The bovine pulmosphere model identified a six-gene/protein signature as an early host response marker to infection 8 . Such biomarkers can help rapidly evaluate new drug candidates.
In the future, it may be possible to create lung models using a patient's own cells.
This would allow doctors to test which TB drug regimens work best for that individual's specific infection, particularly promising for tackling drug-resistant TB.
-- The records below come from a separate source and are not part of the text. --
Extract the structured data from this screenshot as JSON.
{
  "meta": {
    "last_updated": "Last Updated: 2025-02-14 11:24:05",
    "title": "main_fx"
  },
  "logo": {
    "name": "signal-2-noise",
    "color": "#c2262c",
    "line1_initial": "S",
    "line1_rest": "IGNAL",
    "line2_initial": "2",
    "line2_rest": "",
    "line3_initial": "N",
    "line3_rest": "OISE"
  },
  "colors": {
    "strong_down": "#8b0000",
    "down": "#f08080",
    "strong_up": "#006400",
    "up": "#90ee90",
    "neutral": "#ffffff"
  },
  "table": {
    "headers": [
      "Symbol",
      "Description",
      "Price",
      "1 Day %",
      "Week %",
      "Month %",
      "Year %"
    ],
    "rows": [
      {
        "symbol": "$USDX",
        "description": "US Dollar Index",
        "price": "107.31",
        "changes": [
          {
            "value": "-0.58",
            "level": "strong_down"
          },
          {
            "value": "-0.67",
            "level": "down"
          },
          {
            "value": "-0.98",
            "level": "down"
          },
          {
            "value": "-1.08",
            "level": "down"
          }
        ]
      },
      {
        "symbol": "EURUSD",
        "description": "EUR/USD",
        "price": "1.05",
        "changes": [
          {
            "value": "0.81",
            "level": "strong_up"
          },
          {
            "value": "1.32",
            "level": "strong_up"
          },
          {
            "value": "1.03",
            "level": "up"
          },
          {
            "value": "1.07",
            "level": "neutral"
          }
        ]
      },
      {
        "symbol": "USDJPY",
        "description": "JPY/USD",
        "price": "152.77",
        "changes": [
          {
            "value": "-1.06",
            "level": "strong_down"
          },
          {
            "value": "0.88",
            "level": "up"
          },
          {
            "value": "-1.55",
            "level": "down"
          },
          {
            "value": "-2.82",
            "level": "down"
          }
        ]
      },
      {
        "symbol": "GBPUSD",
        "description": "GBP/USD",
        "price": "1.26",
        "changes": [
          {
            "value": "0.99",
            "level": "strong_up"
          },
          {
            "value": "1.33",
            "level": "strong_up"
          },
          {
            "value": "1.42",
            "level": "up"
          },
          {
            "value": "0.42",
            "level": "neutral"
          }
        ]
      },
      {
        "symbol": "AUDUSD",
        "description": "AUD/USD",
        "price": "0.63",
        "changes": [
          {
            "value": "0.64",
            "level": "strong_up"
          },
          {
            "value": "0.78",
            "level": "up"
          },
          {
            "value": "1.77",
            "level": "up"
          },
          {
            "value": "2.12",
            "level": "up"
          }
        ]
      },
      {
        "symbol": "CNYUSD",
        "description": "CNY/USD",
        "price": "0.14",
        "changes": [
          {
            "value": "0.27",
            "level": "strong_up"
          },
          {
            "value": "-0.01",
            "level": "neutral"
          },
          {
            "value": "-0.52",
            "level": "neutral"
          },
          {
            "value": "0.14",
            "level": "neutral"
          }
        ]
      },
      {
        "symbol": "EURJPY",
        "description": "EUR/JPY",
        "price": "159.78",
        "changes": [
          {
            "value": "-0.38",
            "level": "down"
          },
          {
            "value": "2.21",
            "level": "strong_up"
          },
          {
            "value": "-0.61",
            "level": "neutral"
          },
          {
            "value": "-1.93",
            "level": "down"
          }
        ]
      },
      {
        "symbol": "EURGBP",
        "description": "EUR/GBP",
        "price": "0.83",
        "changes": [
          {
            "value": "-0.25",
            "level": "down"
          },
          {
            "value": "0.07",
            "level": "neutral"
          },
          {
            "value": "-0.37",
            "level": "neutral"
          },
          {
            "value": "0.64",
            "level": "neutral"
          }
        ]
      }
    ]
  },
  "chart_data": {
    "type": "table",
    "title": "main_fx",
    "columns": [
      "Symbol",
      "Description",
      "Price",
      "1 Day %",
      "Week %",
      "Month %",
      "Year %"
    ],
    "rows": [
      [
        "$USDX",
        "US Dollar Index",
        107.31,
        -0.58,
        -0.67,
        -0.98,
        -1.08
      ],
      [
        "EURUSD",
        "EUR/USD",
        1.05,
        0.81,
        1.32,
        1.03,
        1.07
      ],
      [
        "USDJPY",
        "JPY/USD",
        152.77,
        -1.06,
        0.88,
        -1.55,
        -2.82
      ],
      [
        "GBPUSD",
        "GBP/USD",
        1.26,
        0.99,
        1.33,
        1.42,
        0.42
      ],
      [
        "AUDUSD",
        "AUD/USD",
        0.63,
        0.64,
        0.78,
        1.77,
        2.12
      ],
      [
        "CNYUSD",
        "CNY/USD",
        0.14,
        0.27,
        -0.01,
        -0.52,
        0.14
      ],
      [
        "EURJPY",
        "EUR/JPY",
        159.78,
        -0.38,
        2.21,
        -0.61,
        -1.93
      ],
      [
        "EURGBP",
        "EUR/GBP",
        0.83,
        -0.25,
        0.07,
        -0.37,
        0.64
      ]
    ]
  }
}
| Research Area | Question Being Explored | Contribution of 3D Models |
|---|---|---|
| Disease Pathogenesis | Why does TB primarily progress in the lungs? | Identified deleterious macrophage-lung cell interactions and showed lung-specific vulnerability is cell-driven 1 |
| Drug Discovery | Can we find new drugs that work in a human-relevant environment? | Provides platform for screening compounds against TB in granuloma-like structures 8 |
| Host-Directed Therapies | Can we treat TB by modulating the human immune response? | Enabled discovery of early host-response biomarkers, revealing new therapeutic targets 8 |
| Diagnostic Development | Can we detect TB earlier based on the host's response? | Helps identify specific protein or gene signatures released by infected lung tissue |
The battle against tuberculosis is being waged on a new frontier—one that is measured in millimeters and grown in incubators. These tiny, lab-grown lungs are more than just scientific curiosities; they are powerful tools providing an unprecedented window into a disease that has plagued humanity for centuries.